Paris is unlike other cities where everything is open nonstop; many establishments have unusual hours. In August, when many Parisians take their annual holidays, this is certainly true. Double-check your destinations’ official websites to see if the hours change with the seasons.

12. Not Being in Rush

Don’t try and squeeze too much into one day just so you can cross things off your list. When visiting Paris, it’s best to take things slowly so you may take in all of its splendor. If you’re not into art, there’s no need to visit the Mona Lisa. You should use your time more enjoyably, as this is your vacation.

13. Dressing Comfortable

Comfortable shoes, clothing, and accessories are always welcome on vacation, but you won’t see somebody strolling the streets of Paris in a pair of flip-flops or a hoodie. Dress up, have fun, and leave the swimwear at home; certain eateries may have a dress code.

14. Walking More

Though the public transportation system in Paris is second to none, walking is the ultimate method for learning about a new place. That way, you can see a lot more than the first time without worrying about being harassed by other vehicles, finding a parking spot, or sitting in traffic.

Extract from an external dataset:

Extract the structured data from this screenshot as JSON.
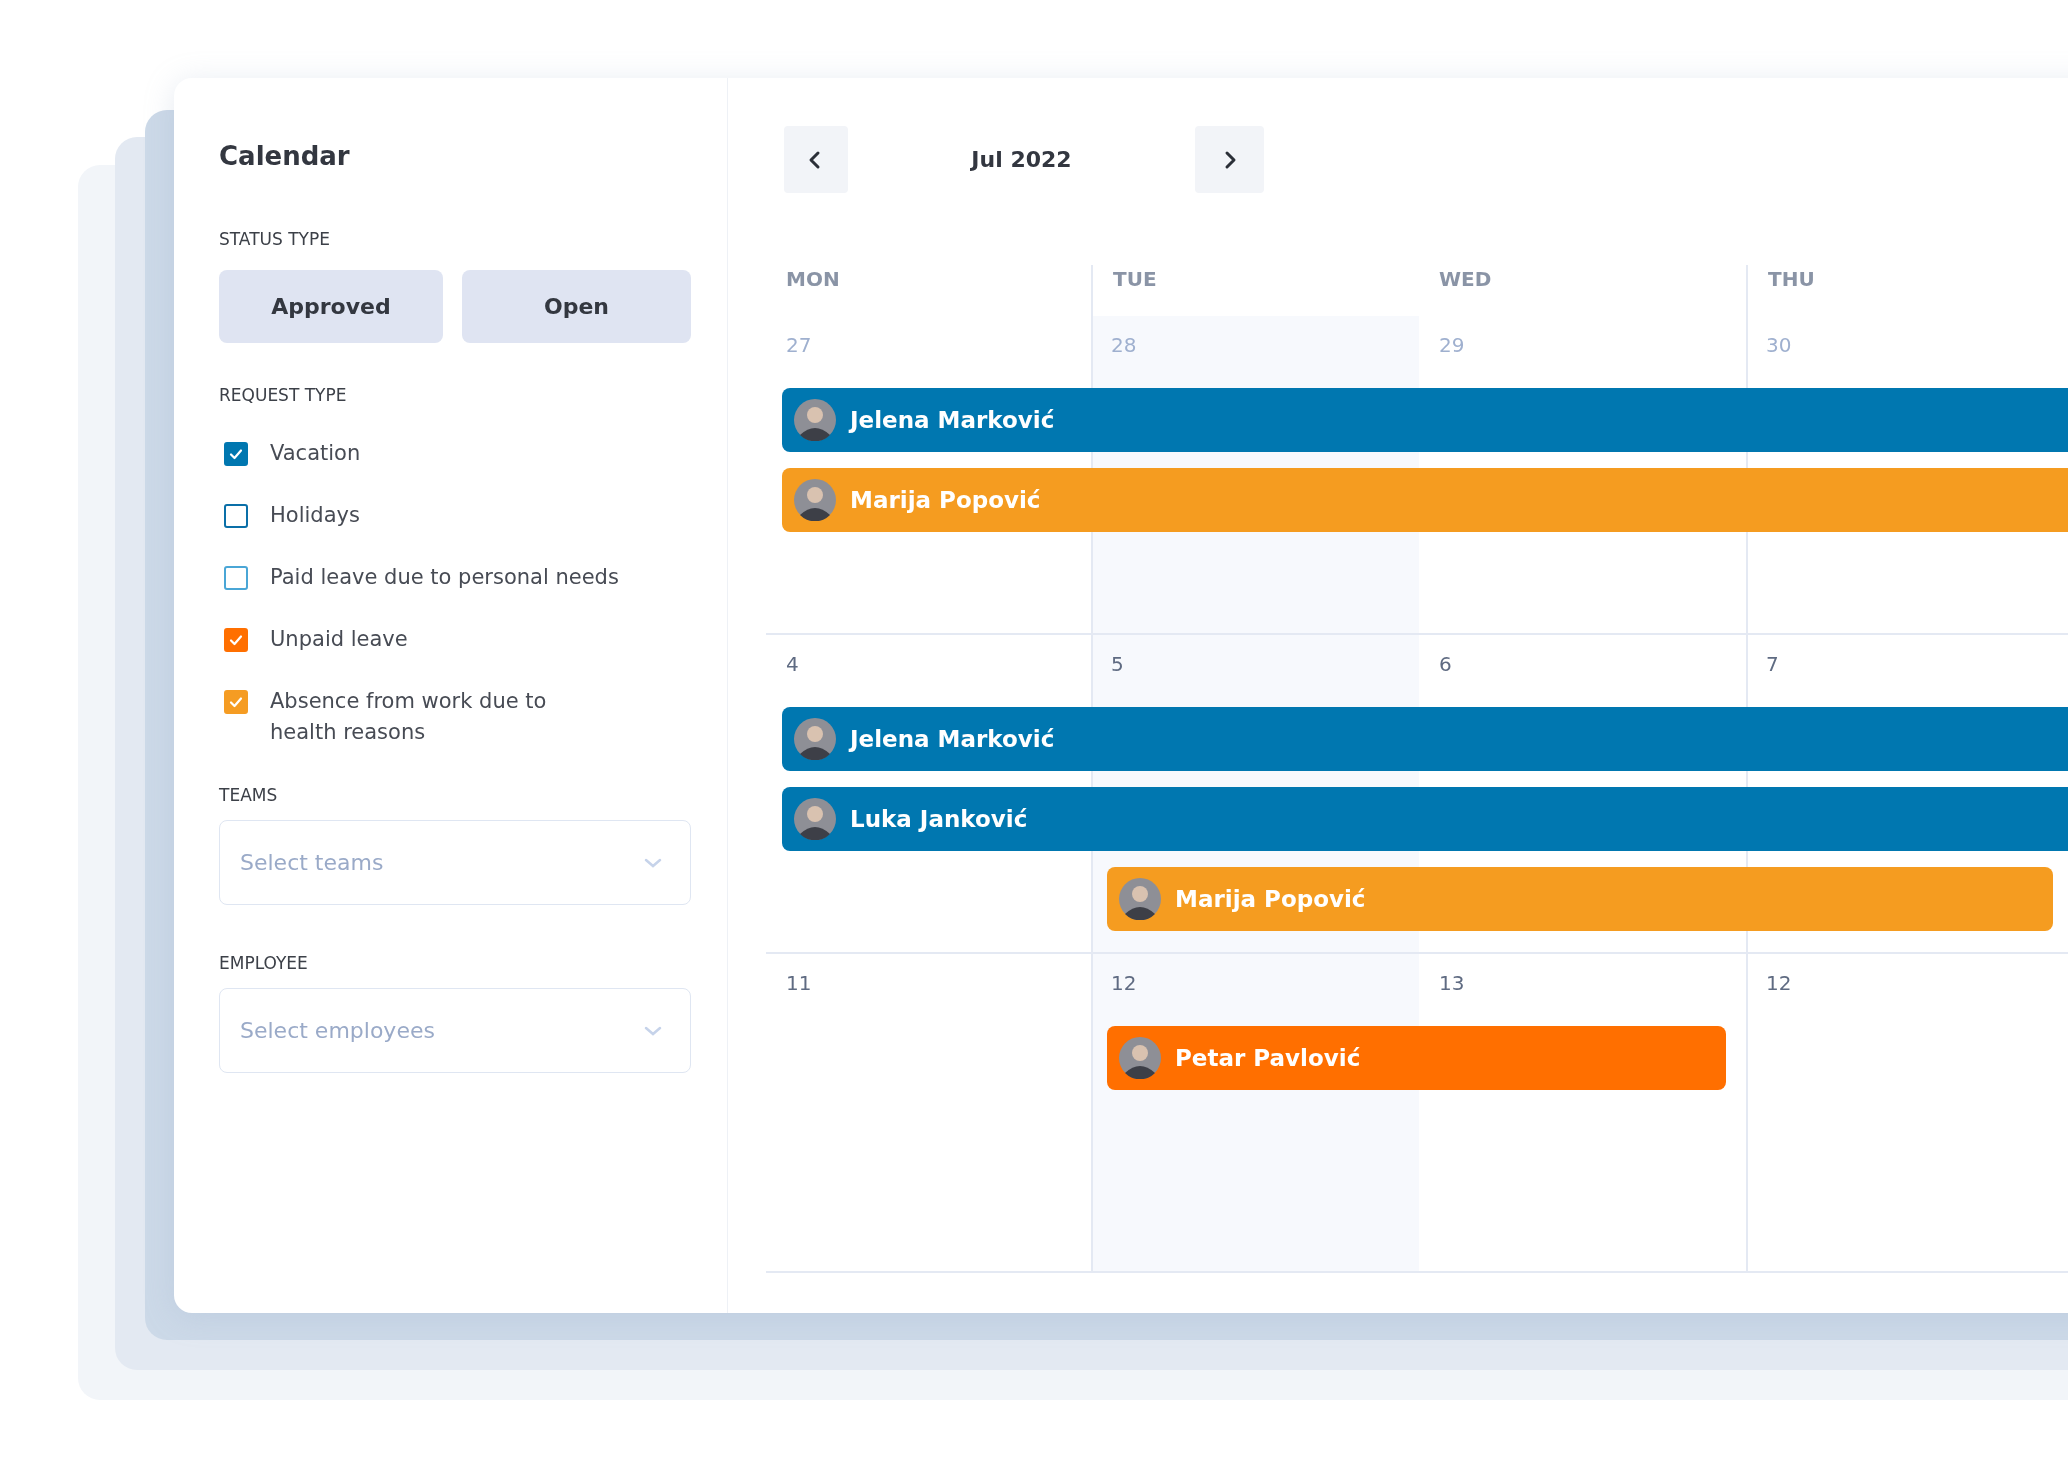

15. Being Aware of the Scams

The following are only a few of the many common and simple frauds that exist in Paris.

  • Pick Pocket: Avoid getting your belongings stolen by pickpockets. Try not to lose focus.
  • Free Rose: The fraud involves offering a free rose in exchange for money.
  • Friendship Band: In the Sacre Coeur neighborhood you may notice this type of scam. A bracelet is tied around your wrist and a payment request is made.
  • Petition: While waiting in line, you may be approached by someone with a petition and asked to sign it. In exchange for your signature, they may ask you to donate to the cause. Or, someone could pick your pocket while you’re distracted. Around Notre Dame, this sort of thing is common.

Visiting Paris Final Words

All of these are easy, even obvious, blunders to avoid when visiting Paris. Being practical is key. Even if you just remember half of the aforementioned tips, you can have a new appreciation for Paris and have a wonderful time there without any issues.